The bill offers cash incentives and greater transparency to encourage federal employees to report waste and reduce improper payments, but it creates implementation costs, potential perverse incentives, and excludes some insider reporters—trading stronger oversight and possible savings against administrative burden and incentive risks.
Federal employees who identify wasteful expenses that lead to cost savings or prevented improper payments can receive cash awards, creating a direct financial incentive to report waste.
Taxpayers could see reduced government waste and fewer improper payments because agencies must act on employee reports and notify Treasury/President as appropriate, potentially saving public funds.

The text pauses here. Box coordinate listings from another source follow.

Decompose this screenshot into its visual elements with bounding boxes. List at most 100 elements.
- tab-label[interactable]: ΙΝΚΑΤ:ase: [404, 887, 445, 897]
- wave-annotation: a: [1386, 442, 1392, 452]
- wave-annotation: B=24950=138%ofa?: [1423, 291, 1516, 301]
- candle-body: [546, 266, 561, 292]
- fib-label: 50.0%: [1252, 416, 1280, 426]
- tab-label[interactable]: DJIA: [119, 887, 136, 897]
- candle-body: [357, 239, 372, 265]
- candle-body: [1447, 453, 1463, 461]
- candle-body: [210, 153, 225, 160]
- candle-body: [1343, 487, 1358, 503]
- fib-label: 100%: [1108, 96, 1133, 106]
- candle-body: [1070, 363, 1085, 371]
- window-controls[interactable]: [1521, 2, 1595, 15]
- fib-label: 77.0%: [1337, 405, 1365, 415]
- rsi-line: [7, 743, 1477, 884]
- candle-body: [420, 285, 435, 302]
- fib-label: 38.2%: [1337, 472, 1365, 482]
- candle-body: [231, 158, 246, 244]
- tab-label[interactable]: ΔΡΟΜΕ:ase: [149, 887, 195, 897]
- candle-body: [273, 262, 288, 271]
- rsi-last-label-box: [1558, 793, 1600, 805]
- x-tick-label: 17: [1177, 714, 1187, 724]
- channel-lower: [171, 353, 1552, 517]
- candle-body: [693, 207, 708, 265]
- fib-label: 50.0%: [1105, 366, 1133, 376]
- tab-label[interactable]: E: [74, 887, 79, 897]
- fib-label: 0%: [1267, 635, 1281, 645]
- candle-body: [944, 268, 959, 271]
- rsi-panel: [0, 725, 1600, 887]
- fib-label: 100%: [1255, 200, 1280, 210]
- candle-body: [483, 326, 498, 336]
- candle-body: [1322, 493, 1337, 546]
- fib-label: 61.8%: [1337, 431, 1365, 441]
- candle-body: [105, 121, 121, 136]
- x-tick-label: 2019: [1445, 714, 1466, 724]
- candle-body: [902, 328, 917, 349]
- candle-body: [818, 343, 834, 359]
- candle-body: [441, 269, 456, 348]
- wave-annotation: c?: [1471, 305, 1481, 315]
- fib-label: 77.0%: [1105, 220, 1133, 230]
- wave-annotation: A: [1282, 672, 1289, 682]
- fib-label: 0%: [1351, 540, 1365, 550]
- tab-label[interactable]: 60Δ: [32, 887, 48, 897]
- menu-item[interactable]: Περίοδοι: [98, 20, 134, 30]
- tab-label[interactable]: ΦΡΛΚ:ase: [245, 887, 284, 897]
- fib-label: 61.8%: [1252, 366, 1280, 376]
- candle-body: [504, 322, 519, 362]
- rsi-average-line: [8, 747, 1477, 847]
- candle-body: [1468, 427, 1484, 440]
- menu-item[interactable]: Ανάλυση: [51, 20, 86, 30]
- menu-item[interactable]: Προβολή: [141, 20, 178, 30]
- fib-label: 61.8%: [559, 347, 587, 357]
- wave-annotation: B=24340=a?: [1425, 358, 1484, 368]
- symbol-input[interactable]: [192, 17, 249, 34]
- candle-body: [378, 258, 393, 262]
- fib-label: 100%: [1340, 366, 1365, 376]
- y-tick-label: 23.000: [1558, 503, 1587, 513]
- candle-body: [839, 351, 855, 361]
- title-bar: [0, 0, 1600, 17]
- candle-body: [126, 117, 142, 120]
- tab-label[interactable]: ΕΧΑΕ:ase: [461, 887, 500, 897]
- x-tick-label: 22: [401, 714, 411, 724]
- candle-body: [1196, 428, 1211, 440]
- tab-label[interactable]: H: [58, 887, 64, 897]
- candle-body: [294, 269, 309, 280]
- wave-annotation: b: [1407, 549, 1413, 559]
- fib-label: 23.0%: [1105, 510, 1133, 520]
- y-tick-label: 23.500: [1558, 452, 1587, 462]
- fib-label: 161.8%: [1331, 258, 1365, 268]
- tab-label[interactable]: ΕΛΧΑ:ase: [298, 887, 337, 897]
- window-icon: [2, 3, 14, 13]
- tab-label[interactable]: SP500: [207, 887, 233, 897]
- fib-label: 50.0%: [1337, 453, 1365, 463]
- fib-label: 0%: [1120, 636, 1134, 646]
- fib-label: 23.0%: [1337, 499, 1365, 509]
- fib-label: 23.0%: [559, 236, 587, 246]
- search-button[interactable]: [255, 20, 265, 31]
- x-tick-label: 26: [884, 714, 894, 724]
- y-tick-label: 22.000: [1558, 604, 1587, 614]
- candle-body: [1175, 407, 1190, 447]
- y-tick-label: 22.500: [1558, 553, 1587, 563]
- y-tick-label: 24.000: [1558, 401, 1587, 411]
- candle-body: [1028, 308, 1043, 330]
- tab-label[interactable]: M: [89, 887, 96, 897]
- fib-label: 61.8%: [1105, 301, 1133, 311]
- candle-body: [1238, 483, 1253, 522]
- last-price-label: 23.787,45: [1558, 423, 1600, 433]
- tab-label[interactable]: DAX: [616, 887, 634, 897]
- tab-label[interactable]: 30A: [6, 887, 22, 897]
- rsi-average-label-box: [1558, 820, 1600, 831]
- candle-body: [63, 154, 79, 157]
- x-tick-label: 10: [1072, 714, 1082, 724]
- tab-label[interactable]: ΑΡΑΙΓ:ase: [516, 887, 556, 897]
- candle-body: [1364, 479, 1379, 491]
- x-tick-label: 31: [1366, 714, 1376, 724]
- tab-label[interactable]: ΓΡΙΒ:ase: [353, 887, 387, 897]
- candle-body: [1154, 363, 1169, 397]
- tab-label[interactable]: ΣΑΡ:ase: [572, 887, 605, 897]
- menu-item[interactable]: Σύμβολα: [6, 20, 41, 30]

Agencies must publish award determinations and amounts and provide annual certifications and GAO reporting, increasing transparency and external oversight of waste-prevention efforts.
Agencies and taxpayers will bear administrative costs to implement the program, run determinations, publish disclosures, and support ongoing oversight.
Cash awards may create perverse incentives for employees to challenge legitimate program expenditures or prioritize identifying budgeted 'waste' to obtain rewards, risking program disruption or inefficient contests.
Excluding Office of Inspector General employees and others ineligible under 5 U.S.C. 4509 may deter some insiders with critical knowledge from using this award channel, limiting program effectiveness.
Based on analysis of 2 sections of legislative text.
Official title: Bonuses for Cost-Cutters and Fraud Preventers Act of 2026
Introduced January 15, 2025 by Chuck Fleischmann · Last progress June 9, 2026
Creates a formal federal program allowing agencies to pay cash awards to employees who identify wasteful expenses or who prevent improper payments, with definitions, eligibility limits, exclusions, reporting, and oversight requirements. The law requires agency CFO and head determinations for awards, bars certain inspector general and otherwise ineligible employees from receiving awards, mandates public disclosures and certifications, directs OMB/OPM/Treasury guidance within six months, and phases in the changes one year after enactment with GAO reporting requirements beginning three years after enactment.